CONDI’S REVENGE
Not long ago, former vice-president Dick Cheney used a tell-all book to say exactly what he thought of former Secretary of State Condoleezza Rice during both their years in the Bush administration — and it was not kind. Â Now, it’s Condi’s turn to even the score.
The former Secretary of State will release her own book next month to recount her years working in the White House, and early reports indicate that she most certainly does not mince her words when it comes to Dick Cheney, former Defense secretary Donald Rumsfeld, and even former president George W. Bush.
According to The New York Times, which obtained an early copy of the book:
First as national security adviser and later as secretary of state, Ms. Rice often argued against the hard-line approach that Mr. Cheney and others advanced. The vice president’s staff was ‘very much of one ultra-hawkish mind,’ she writes, adding that the most intense confrontation between her and Mr. Cheney came when she argued that terrorism suspects could not be ‘disappeared’ as in some authoritarian states.
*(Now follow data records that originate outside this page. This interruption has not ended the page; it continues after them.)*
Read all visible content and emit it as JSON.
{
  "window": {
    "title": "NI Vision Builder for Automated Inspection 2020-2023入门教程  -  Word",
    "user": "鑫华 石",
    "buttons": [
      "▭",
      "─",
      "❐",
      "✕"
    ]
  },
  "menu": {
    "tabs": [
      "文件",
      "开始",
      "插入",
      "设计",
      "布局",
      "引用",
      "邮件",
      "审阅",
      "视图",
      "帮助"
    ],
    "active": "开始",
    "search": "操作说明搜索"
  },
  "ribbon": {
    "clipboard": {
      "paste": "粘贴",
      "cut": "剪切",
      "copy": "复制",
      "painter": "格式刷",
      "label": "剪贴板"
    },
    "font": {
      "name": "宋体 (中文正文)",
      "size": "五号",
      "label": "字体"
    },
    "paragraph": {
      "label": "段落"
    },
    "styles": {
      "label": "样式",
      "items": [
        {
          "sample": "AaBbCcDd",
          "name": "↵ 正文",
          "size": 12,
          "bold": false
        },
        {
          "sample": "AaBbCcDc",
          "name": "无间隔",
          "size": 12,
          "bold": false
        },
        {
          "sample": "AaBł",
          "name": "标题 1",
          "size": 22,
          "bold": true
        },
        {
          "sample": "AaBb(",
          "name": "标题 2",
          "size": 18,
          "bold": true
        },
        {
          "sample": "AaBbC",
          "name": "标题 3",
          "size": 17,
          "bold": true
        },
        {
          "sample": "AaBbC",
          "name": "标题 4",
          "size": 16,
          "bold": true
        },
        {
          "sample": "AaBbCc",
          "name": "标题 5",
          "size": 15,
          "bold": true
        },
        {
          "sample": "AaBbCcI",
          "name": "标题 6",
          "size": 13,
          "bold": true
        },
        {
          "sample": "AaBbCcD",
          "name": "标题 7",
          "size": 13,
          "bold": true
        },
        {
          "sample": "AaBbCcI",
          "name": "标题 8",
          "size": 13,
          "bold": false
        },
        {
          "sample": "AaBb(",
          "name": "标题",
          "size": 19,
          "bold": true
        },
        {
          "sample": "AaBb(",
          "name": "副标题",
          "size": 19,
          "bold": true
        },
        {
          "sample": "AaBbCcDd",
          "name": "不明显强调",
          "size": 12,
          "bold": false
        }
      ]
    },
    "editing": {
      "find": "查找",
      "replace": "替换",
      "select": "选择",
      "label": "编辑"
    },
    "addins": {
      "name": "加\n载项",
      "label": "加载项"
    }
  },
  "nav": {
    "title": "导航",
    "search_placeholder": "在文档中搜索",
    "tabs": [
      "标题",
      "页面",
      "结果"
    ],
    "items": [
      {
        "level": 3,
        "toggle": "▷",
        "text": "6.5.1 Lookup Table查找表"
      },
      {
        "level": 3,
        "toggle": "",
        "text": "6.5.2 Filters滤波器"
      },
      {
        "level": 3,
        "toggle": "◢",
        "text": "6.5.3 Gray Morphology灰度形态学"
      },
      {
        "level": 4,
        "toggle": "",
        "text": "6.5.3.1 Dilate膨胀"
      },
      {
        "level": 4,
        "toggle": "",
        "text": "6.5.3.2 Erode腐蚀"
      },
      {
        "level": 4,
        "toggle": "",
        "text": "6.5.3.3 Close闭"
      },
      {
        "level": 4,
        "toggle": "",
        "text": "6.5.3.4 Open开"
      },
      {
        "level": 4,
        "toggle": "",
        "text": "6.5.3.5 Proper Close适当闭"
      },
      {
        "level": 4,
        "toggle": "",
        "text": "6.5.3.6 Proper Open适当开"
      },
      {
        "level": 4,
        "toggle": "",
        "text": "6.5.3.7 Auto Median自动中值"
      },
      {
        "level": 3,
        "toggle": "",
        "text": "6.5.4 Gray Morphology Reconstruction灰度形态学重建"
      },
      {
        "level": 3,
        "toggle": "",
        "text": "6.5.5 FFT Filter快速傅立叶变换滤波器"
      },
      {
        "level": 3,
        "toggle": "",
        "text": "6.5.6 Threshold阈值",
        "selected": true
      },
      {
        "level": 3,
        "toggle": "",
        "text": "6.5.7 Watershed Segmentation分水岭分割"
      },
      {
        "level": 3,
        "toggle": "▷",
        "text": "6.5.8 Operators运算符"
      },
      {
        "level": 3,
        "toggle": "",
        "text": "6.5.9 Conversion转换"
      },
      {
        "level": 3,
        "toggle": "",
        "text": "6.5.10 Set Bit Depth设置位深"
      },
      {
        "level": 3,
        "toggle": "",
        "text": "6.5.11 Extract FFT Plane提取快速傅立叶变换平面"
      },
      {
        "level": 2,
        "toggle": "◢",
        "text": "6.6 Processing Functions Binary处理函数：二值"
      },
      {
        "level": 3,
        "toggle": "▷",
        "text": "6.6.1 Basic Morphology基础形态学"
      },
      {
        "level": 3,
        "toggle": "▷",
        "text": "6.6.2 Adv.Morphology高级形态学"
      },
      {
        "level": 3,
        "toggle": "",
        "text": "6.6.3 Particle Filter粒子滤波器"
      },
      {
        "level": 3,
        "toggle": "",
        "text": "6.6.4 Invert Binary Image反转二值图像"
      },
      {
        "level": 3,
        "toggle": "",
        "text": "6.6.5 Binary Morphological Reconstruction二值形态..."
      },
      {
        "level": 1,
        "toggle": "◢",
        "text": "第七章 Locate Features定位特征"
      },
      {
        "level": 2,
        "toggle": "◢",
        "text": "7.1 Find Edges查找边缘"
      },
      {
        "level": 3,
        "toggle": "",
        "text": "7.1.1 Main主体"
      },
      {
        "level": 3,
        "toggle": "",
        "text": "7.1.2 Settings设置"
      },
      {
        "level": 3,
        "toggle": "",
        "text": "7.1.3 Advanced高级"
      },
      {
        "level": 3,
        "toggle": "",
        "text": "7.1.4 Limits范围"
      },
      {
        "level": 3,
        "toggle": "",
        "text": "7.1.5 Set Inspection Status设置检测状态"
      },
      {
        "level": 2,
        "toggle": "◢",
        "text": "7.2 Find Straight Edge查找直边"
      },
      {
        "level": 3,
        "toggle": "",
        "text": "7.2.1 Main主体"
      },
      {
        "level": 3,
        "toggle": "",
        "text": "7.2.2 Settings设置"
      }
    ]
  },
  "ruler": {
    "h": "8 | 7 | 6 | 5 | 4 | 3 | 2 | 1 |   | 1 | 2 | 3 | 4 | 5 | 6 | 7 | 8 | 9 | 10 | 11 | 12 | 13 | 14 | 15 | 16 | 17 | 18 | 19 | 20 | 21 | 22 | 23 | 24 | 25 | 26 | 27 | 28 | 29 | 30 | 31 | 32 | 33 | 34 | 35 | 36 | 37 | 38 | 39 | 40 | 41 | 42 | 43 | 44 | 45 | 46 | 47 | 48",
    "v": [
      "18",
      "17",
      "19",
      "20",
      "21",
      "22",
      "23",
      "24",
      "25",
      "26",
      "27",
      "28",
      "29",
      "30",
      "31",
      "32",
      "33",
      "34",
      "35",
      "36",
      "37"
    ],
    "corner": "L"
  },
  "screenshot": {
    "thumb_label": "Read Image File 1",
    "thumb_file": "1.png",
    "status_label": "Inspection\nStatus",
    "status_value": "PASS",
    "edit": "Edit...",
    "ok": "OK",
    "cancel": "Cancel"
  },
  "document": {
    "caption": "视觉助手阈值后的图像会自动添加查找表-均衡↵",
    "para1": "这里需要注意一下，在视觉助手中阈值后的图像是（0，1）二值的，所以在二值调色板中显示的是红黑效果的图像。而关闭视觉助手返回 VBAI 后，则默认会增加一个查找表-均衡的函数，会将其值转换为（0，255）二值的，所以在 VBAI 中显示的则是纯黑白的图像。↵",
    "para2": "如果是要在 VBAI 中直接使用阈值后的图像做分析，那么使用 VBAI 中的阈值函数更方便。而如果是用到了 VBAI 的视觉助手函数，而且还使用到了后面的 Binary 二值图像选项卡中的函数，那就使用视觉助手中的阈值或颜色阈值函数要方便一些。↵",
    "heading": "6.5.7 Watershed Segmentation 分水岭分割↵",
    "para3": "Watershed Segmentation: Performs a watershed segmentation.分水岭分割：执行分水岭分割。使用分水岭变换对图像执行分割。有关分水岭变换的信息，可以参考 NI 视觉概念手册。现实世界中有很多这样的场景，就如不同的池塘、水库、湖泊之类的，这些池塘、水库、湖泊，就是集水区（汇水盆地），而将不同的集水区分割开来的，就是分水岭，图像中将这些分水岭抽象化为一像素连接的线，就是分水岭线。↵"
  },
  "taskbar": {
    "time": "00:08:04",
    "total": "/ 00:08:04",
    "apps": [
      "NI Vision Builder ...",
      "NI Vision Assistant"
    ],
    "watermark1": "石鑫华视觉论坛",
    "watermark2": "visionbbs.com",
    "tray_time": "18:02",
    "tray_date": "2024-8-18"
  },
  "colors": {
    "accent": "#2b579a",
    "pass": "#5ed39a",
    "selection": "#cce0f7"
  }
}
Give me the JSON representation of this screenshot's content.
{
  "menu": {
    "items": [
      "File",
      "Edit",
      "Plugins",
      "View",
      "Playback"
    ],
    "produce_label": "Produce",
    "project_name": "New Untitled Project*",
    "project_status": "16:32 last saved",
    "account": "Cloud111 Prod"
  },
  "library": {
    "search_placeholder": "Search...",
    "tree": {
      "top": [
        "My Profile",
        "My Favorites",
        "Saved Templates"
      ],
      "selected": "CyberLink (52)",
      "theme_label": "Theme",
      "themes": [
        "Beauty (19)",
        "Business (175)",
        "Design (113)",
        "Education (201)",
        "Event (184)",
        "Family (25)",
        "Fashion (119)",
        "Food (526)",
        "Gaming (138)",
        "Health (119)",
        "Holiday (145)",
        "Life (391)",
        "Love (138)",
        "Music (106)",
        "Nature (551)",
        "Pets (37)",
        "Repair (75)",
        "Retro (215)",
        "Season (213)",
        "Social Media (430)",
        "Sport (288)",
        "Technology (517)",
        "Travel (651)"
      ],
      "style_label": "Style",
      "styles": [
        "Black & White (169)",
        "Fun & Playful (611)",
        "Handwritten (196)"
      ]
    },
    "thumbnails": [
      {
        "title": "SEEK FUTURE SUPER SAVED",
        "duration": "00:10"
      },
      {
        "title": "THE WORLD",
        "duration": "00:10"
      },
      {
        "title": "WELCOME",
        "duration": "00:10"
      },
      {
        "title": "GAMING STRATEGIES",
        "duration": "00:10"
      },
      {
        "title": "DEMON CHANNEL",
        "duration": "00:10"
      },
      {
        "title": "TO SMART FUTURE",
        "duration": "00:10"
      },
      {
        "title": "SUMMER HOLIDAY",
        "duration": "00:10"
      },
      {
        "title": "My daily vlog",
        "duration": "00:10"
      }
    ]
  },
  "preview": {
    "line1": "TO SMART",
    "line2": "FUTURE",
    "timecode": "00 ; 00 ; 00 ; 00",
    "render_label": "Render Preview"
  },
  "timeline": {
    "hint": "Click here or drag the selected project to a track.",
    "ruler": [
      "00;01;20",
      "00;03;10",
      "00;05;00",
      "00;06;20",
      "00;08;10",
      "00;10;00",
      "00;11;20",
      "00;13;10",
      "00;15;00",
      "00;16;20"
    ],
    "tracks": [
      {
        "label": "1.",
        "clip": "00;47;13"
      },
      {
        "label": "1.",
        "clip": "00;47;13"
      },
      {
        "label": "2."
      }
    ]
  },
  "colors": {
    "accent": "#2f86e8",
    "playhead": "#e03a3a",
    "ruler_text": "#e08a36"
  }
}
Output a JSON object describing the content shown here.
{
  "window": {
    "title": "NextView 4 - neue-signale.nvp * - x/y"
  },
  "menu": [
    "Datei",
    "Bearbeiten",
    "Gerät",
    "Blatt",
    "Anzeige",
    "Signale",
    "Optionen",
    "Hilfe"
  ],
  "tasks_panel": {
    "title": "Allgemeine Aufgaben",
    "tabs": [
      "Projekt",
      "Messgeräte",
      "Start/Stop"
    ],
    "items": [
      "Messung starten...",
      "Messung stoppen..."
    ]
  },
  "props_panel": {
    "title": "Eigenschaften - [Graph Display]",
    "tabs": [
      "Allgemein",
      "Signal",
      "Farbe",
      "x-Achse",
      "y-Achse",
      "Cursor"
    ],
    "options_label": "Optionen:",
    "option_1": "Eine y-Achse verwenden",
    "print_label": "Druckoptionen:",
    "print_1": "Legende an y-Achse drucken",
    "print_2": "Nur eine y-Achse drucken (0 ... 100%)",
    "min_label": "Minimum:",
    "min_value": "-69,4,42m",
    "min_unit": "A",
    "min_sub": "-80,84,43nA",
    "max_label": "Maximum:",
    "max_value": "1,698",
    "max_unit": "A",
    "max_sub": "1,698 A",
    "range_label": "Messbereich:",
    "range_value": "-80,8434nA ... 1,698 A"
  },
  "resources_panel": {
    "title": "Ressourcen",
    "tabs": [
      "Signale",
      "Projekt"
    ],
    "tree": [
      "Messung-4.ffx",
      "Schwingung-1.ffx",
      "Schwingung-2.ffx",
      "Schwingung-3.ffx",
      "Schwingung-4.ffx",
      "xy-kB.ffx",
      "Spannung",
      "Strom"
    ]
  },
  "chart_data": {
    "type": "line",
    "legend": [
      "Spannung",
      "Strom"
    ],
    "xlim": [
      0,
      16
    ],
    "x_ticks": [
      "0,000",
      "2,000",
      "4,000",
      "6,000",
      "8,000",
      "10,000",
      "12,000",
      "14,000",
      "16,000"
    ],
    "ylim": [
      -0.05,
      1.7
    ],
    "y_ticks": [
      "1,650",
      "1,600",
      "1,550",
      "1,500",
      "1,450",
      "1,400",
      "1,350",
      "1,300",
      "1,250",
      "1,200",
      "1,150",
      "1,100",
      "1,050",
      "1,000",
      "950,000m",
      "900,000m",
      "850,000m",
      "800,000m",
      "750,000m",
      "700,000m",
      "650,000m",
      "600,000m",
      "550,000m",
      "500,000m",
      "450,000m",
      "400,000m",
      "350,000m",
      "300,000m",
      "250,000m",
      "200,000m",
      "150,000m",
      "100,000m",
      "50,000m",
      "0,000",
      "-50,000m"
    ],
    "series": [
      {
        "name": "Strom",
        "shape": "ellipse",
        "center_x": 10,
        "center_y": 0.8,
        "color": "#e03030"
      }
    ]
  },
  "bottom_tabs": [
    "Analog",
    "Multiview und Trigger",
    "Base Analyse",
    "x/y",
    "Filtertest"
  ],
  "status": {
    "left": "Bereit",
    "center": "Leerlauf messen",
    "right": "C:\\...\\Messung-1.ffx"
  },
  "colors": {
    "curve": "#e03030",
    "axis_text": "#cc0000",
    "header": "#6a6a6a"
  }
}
Other interesting tidbits from the book:
In November 2001, Ms. Rice went to President George W. Bush upon learning that he had issued an order prepared by White House counsel Alberto Gonzales, authorizing military commissions without telling her. “If this happens again,” she told the president, “either Al Gonzales or I will have to resign.” Mr. Bush apologized, but Ms. Rice felt it was not his fault but that Mr. Gonzales and Mr. Cheney’s staff had not served the president well …
Ms. Rice was perhaps Mr. Bush’s closest adviser, often dining with the first family and spending weekends at Camp David. But she writes of one time that she and the president spoke sharply with each other in a meeting in December 2006 over whether to send more troops to Iraq. He favored an increase in troop levels and a new strategy to protect the Iraqi population, while she instead wanted to pull troops out of the cities.  She and the president got into a heated debate, which prompted her to tell him “if they want to have a civil war we’re going to have to let them.”  Afterwards, she followed Mr. Bush to the Oval Office to press her point, telling him, “No one has been more committed to winning in Iraq than I have.” He disarmed her, saying, “I know, I know,” and she describes his facial expression as pained over a war going badly. …
Walking through the Rose Garden portico with Mr. Rumsfeld, she asked, “What’s wrong between us?” to which he replied “I don’t know.  We always got along. You’re obviously bright and committed, but it just doesn’t work.” She took the word “bright” to mean he did not view her as an equal.